İspat yükü altındaki taraf, öncelikle sözleşmeyi sona erdirme iradesini ve bu iradenin hukuki niteliğini kanıtlamalıdır. Kararlar, bu iradenin açıkça “dönme” kelimesiyle ifade edilmesinin zorunlu olmadığını, zımni davranışların da yeterli olabileceğini göstermektedir. Davacının dava dilekçesinde veya öncesinde gönderdiği ihtarnamede ödediği bedelin iadesini talep etmesi, mahkemeler tarafından istikrarlı bir şekilde sözleşmeden dönme iradesinin en güçlü kanıtı olarak kabul edilmektedir. İstanbul 12. Asliye Ticaret Mahkemesi kararında belirtildiği gibi, bedel iadesi talebi, davacının “dönme hakkını kullandığı kanaatine” varılması için yeterli görülmüştür.

Bu durum, talep edilen zararın türüyle de doğrudan ilişkilidir. Eğer bir taraf, sözleşme hiç yapılmamış olsaydı katlanmayacağı masrafları (menfi zarar) ve verdiği bedeli geri istiyorsa, bu durum dönme iddiasını güçlendirir. Buna karşılık, eğer karşı tarafın haksız feshi nedeniyle yoksun kaldığı kârı (müspet zarar) talep ediyorsa, bu durum sözleşmenin geçerliliğini kabul edip haksız bir ifadan vazgeçme durumuyla karşılaştığını iddia ettiğini gösterir.
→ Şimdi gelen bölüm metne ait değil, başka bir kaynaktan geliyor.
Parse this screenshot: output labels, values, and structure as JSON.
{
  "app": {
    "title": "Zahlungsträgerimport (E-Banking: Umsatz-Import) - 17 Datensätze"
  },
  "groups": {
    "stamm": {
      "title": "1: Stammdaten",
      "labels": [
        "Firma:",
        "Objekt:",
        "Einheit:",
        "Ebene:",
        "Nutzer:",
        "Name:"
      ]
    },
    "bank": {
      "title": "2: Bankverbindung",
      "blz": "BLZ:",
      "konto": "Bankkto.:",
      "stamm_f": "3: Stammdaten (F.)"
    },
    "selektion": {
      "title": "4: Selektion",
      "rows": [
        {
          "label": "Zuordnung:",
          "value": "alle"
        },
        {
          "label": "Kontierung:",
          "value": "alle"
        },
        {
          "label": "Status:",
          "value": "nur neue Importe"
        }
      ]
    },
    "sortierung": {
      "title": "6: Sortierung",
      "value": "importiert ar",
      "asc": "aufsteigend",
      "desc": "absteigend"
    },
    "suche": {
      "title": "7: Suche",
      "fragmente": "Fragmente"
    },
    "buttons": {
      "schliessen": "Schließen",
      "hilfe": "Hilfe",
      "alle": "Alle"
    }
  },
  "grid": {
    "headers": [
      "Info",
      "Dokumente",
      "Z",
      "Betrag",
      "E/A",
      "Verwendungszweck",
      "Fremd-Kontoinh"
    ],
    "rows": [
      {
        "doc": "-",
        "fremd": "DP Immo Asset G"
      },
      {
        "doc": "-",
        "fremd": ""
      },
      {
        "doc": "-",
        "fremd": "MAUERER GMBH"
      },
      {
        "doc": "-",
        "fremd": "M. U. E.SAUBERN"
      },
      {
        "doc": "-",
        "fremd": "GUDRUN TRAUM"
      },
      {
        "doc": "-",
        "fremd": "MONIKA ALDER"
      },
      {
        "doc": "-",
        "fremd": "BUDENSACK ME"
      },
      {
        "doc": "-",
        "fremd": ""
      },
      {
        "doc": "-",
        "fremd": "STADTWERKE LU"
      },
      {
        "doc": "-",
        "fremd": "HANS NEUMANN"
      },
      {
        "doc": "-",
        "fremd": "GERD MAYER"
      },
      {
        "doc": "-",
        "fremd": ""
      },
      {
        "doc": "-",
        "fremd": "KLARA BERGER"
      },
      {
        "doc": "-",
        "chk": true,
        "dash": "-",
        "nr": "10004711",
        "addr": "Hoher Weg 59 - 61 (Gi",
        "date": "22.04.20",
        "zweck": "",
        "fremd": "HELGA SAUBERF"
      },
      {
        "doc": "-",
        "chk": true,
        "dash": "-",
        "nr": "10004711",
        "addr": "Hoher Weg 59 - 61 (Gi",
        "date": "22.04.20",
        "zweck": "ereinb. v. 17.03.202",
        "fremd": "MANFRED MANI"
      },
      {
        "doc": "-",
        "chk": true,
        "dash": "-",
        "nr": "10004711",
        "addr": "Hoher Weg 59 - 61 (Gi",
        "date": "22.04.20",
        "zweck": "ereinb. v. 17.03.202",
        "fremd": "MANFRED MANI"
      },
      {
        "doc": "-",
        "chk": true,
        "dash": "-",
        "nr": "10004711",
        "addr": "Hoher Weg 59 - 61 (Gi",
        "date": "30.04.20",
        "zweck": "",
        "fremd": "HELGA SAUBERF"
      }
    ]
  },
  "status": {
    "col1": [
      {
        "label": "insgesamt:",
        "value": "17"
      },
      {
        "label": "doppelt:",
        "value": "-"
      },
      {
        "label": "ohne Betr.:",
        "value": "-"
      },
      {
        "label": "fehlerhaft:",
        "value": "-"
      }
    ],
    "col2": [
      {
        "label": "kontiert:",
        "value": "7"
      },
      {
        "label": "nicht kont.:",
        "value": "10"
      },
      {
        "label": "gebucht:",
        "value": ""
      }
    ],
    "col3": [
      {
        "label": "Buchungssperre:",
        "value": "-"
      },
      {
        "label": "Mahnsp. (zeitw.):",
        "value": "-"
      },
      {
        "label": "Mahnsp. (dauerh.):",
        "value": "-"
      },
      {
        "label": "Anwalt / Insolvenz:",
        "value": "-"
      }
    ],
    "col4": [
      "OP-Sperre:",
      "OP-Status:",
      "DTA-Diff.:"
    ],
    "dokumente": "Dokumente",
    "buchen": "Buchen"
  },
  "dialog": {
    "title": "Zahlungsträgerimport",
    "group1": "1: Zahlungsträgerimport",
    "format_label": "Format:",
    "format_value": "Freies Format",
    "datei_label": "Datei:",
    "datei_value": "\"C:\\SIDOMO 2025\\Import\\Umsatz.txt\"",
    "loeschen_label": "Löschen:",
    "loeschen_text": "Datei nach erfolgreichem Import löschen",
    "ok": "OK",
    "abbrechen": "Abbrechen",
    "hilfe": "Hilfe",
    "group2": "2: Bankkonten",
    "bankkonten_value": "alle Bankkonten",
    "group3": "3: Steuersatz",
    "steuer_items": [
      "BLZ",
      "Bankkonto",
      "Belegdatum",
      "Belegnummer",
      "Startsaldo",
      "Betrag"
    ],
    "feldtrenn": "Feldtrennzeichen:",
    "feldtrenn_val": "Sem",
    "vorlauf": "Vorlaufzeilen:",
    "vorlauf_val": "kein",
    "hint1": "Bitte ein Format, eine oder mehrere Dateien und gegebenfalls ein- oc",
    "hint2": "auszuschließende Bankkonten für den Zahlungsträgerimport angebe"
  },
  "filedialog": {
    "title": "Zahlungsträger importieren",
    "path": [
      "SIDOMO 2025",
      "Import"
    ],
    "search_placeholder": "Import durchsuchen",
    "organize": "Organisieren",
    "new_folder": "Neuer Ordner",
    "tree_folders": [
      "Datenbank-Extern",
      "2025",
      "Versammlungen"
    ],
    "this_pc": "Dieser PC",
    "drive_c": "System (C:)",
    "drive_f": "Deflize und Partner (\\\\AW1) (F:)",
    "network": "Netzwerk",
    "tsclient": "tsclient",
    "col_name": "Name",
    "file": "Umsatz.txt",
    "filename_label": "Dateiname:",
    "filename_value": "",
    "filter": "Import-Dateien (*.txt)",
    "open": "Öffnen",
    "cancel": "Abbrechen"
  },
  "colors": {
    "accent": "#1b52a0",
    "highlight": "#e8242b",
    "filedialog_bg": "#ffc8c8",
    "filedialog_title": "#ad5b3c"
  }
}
Sona Erme Nedeninin Delillendirilmesi

Sözleşmeden dönme, genellikle karşı tarafın sözleşmeye aykırı bir davranışına dayanır. Bu nedenle, dönme iddiasını ispatlamak isteyen taraf, yüklenicinin temerrüde düştüğünü (örneğin, işe zamanında başlamadığını veya eseri teslim etmediğini) veya eserin kabule zorlanamayacak derecede ayıplı olduğunu ispatlamalıdır. Bu ispat sürecinde;

  • İhtarname ve e-posta gibi yazılı iletişim kayıtları,
  • Teslimatın yapılmadığını gösteren belgeler,
  • Eserdeki ayıpları ve eksiklikleri tespit eden bilirkişi raporları,
  • Tanı beyanları

gibi deliller kritik rol oynamaktadır. Örneğin, İstanbul Anadolu 4. Asliye Ticaret Mahkemesi’nin bir kararında, davacının “ayıp ihbarında bulunularak ürünü teslim almaktan kaçındığı” hususu, dönme iradesini destekleyen bir unsur olarak kabul edilmiştir.
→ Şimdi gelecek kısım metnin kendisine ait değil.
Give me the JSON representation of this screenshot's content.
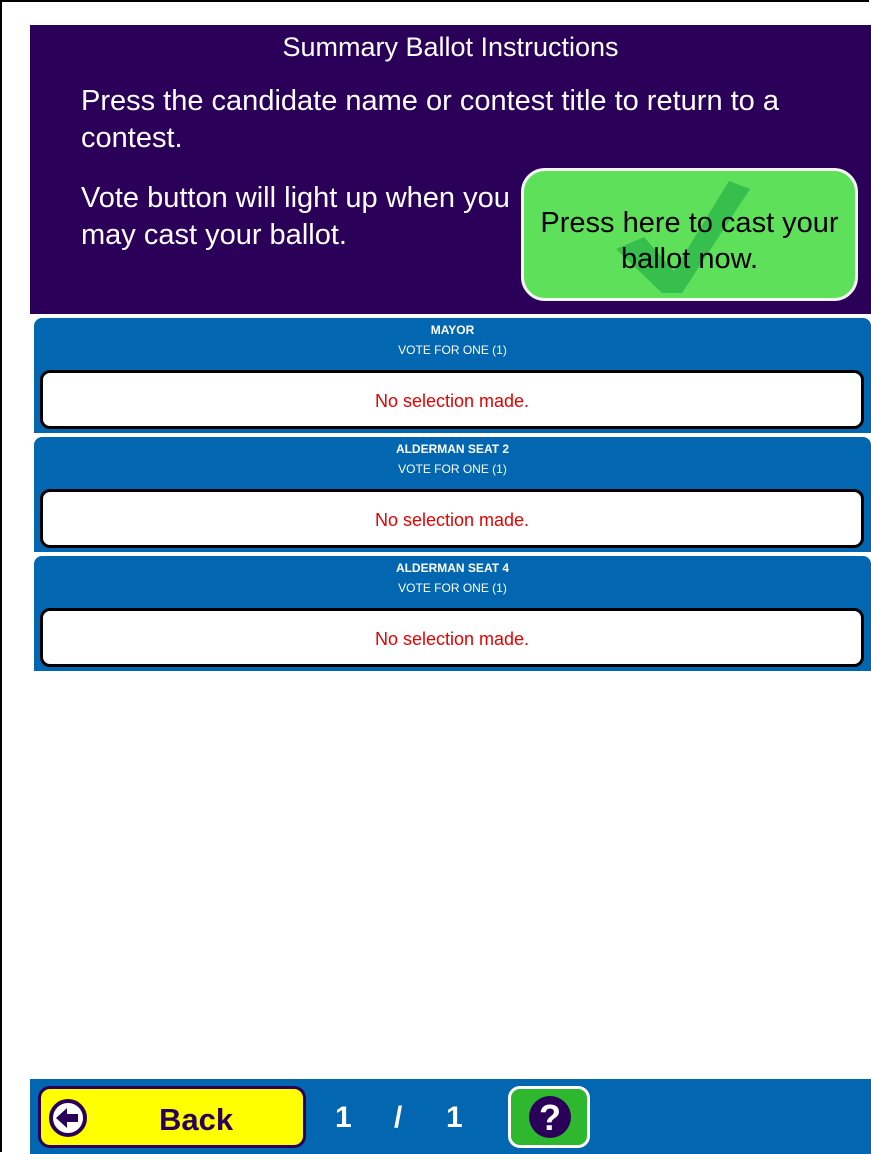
{
  "header": {
    "title": "Summary Ballot Instructions",
    "instruction_1": "Press the candidate name or contest title to return to a contest.",
    "instruction_2": "Vote button will light up when you may cast your ballot.",
    "cast_button_label": "Press here to cast your ballot now."
  },
  "contests": [
    {
      "title": "MAYOR",
      "vote_for": "VOTE FOR ONE (1)",
      "selection": "No selection made."
    },
    {
      "title": "ALDERMAN SEAT 2",
      "vote_for": "VOTE FOR ONE (1)",
      "selection": "No selection made."
    },
    {
      "title": "ALDERMAN SEAT 4",
      "vote_for": "VOTE FOR ONE (1)",
      "selection": "No selection made."
    }
  ],
  "footer": {
    "back_label": "Back",
    "current_page": "1",
    "separator": "/",
    "total_pages": "1"
  },
  "icons": {
    "cast": "checkmark-icon",
    "back": "back-arrow-icon",
    "help": "question-mark-icon"
  },
  "colors": {
    "header_bg": "#2b0058",
    "contest_bg": "#0266b0",
    "cast_button_bg": "#5ee05a",
    "back_button_bg": "#ffff00",
    "help_button_bg": "#2eb82e",
    "no_selection_text": "#e60000"
  }
}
Hukuki Terimlerin Yorumlanması

Tarafların “fesih” kelimesini kullanması, mahkemeyi bağlamaz. Mahkemeler, iradenin gerçek yönünü araştırır. İstanbul Bölge Adliye Mahkemesi 45. Hukuk Dairesi’nin bir kararında bu durum açıkça ifade edilmiştir: “İhtarnamede ‘fesih’ ifadesi mevcut ise de, iradesi sözleşmeyi geriye etkili olarak hiç yapılmamış gibi sona erdirme yönündedir. Bu nedenle fesih beyanı… sözleşmeden dönme niteliğindedir.” Bu yaklaşım, ispatın şekilcilikten uzak, tarafların gerçek niyetini ve eylemlerinin bütününü esas alan bir anlayışla yapılması gerektiğini ortaya koymaktadır.


4. Sonuç

Eser sözleşmesinde ifadan vazgeçme ile sözleşmeden dönme arasındaki farkın ispatlanması, çok yönlü bir hukuki analiz gerektirmektedir. İncelenen yargı kararları, bu ispat sürecinin temel dinamiklerini şu şekilde özetlemektedir:

  1. Niyet Esastır: İspatın odak noktası, sözleşmeyi sona erdiren tarafın gerçek niyetidir. Bu niyet, kullanılan kelimelerden çok, tarafın eylemleri ve talepleriyle (özellikle bedel iadesi talebi) ortaya konulur.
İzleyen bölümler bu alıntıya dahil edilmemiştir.